BamaPosted: February 8, 2016
By the time Costa got fired for using it, ’Bama had been around for quite some time, and its meaning and use had changed. Most likely, the word was first used to put down recent arrivals to D.C.’s black neighborhoods from southern states—especially Alabama, says cultural anthropologist and long time Smithsonian staffer John Franklin. “It’s had currency over several generations,” Franklin says. It was a way of calling someone a black hick: “There was some disdain for people who didn’t live in the city and weren’t sophisticated.” The word had particular weight during the Great Migration, when many African Americans left the rural South for northern cities. Then, the point was to differentiate the newer arrivals from the longtime Washingtonians—who worried that the countrified Southerners flooding the District would reflect badly on the whole community. It was, essentially, the way D.C.’s black residents called one of their own a redneck. (Around the same time, German Jews who had already been in the U.S. for a few decades coined their own slang term to put down their less sophisticated Russian and Polish cousins—and thus, “kike” was born, only becoming a generalized ethnic slur afterwards.)

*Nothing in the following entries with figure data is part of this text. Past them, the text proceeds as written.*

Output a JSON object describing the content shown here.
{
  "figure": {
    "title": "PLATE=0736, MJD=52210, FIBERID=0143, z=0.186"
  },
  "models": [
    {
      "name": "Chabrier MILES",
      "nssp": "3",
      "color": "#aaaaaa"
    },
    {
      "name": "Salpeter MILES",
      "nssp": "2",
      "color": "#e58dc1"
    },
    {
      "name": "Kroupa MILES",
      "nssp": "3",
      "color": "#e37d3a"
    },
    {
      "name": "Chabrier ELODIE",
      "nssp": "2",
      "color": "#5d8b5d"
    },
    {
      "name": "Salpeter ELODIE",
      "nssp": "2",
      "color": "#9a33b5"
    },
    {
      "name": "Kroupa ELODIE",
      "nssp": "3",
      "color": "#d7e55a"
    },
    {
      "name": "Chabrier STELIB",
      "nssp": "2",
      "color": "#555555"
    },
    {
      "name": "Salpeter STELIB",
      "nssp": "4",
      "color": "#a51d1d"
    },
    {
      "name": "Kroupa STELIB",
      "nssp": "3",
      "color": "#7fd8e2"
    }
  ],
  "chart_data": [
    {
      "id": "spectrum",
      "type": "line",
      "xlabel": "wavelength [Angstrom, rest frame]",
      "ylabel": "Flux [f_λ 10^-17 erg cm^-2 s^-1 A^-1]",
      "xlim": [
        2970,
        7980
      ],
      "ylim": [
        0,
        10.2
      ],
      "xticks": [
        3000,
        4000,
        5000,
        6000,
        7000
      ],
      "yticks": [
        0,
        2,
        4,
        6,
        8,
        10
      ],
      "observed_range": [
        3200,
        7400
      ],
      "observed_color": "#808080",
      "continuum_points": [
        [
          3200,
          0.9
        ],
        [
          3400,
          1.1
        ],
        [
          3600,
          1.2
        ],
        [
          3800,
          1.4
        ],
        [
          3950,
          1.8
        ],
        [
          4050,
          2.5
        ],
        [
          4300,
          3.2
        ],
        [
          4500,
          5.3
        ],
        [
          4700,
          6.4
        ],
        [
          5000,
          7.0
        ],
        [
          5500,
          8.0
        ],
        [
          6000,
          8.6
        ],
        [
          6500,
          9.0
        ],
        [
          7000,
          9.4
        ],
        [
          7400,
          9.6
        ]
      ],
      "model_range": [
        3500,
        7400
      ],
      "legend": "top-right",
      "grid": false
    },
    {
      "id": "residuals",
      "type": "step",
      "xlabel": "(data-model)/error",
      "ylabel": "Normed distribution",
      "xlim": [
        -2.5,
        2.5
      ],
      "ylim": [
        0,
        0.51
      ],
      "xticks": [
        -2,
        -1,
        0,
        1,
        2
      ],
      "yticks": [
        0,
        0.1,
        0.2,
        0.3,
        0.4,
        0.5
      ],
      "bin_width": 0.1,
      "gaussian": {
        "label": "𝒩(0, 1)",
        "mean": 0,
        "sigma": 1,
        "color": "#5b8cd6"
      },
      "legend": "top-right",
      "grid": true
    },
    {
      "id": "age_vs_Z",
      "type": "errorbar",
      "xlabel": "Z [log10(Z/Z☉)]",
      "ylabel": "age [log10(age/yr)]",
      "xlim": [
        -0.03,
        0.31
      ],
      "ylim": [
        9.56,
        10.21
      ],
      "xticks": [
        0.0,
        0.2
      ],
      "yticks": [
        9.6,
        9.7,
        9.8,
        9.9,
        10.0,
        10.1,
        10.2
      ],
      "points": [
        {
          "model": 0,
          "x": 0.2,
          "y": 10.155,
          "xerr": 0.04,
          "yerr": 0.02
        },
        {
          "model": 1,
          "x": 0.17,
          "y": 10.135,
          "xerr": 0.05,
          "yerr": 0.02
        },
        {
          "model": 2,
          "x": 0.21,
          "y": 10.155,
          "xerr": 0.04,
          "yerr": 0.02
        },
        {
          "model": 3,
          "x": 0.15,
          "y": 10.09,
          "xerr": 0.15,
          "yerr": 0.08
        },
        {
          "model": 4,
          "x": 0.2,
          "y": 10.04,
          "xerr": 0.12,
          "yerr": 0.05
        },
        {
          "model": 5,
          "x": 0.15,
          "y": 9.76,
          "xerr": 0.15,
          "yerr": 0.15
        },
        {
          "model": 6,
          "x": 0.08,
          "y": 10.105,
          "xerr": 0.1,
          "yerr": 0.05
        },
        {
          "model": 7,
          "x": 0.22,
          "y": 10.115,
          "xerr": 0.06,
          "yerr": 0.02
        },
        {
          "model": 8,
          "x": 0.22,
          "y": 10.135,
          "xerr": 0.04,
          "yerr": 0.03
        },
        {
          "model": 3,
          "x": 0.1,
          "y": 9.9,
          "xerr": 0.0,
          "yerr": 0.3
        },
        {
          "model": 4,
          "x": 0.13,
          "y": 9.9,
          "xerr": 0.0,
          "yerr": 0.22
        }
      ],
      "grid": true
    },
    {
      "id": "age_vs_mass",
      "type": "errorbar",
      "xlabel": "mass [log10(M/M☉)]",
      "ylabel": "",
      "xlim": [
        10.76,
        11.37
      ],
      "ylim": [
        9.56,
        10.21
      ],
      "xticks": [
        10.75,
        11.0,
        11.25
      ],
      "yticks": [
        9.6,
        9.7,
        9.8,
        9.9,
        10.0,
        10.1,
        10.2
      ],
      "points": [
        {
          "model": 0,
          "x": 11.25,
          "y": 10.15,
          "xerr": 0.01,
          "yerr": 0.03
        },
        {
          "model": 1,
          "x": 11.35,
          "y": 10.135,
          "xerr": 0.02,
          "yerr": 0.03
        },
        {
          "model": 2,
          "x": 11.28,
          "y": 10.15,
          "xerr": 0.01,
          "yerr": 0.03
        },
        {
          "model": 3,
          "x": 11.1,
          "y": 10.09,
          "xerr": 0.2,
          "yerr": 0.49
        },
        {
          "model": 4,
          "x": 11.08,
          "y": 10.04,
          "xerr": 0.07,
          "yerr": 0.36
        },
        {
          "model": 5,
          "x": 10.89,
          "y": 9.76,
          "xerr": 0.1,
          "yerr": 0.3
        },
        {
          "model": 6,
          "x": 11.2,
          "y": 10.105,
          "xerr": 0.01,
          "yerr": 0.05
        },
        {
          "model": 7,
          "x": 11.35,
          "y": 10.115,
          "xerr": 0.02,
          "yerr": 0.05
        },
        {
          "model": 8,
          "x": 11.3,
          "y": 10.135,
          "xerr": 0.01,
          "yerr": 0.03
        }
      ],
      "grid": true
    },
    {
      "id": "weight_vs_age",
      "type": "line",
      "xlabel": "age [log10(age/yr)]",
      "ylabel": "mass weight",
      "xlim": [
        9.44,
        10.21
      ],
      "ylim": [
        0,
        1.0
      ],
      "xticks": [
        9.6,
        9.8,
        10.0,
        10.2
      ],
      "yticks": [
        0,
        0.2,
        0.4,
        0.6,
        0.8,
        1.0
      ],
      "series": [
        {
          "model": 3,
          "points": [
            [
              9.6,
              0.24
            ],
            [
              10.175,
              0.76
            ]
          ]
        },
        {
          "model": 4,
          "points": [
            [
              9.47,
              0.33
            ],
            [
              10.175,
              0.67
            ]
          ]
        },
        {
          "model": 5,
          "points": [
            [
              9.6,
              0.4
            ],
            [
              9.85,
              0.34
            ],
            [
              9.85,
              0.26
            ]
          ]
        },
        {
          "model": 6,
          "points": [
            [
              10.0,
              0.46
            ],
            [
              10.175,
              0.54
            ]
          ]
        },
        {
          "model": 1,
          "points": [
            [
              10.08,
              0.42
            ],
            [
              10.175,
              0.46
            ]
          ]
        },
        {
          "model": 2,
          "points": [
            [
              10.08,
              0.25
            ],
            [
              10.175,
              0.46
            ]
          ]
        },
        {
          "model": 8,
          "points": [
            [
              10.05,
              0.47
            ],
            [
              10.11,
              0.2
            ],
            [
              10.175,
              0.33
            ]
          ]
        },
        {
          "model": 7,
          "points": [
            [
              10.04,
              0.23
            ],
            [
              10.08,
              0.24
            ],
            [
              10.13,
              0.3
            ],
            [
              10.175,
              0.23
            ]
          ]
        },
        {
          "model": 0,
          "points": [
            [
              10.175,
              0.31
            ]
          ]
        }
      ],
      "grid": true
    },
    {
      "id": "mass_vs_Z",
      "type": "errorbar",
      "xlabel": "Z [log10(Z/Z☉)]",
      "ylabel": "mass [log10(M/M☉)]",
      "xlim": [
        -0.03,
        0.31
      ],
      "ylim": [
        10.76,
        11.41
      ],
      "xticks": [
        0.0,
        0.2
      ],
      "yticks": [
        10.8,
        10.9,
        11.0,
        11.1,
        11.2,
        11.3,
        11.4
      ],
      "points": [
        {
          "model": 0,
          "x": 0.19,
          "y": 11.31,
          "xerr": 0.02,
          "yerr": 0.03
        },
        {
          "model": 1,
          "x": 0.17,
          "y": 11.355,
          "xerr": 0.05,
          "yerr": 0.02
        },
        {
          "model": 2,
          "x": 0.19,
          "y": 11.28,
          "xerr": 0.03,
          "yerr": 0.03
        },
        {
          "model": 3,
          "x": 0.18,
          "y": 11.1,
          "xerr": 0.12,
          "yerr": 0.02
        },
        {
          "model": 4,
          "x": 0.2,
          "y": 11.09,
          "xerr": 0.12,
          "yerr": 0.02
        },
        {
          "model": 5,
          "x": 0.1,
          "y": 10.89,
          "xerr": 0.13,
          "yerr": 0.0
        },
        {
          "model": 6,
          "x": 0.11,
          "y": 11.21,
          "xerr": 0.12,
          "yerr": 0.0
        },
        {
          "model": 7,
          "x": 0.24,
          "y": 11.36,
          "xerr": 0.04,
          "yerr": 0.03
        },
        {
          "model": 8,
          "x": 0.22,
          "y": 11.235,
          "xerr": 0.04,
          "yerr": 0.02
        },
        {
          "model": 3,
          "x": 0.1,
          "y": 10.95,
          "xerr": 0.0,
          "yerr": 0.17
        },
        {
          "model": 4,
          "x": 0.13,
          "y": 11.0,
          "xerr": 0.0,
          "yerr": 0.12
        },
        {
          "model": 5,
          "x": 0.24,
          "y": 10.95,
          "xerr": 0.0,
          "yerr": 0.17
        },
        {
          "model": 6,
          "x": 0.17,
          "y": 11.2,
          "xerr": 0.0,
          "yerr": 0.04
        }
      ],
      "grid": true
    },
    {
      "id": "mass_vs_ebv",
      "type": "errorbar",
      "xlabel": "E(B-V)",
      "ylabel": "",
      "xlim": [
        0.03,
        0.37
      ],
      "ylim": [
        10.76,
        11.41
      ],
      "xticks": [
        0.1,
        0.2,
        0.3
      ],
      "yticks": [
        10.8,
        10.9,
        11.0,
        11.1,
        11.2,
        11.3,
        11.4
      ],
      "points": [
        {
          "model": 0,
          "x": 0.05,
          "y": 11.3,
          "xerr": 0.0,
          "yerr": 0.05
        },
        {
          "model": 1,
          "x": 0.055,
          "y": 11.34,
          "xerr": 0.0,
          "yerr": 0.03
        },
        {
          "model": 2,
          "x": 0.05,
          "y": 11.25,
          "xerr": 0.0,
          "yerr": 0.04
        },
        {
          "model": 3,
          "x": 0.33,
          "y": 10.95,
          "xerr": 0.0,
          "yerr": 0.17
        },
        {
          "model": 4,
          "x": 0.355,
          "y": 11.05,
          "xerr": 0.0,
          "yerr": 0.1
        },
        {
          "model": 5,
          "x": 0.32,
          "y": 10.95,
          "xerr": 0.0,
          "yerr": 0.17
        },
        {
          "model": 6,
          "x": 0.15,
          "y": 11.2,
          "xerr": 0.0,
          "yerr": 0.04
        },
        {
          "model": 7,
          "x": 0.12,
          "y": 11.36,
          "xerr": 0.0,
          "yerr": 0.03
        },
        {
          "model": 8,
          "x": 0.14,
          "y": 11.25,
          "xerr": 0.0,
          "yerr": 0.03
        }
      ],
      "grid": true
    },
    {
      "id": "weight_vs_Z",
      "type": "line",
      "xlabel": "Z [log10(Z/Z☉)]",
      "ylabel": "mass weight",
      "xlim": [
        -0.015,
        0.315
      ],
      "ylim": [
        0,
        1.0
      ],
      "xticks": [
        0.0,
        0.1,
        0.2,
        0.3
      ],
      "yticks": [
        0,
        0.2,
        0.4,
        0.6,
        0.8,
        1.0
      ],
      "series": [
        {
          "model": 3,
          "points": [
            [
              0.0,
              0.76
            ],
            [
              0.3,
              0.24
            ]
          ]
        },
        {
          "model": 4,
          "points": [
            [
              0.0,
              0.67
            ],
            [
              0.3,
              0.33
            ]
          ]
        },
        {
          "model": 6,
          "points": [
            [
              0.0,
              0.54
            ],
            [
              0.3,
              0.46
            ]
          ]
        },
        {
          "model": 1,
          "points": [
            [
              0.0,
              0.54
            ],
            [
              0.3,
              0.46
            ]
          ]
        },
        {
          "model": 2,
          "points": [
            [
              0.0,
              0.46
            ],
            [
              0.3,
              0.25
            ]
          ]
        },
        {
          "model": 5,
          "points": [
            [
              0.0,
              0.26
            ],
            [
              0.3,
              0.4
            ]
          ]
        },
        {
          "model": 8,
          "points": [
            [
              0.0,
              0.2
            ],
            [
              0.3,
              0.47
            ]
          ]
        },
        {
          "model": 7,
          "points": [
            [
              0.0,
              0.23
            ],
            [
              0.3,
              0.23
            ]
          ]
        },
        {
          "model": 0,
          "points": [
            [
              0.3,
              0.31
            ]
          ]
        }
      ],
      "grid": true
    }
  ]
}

Eventually, ’Bama lost most of the geographic connotations it once had, and melted into just another piece of regional slang. Even white kids like Costa learned what it meant, picking it up by osmosis from the culture around them. Costa says his own definition of ’Bama is that it refers to a person who is “stupid.” He spent most of his life in the Baltimore-Washington area, and says he and his friends grew up using “the B-word” all the time.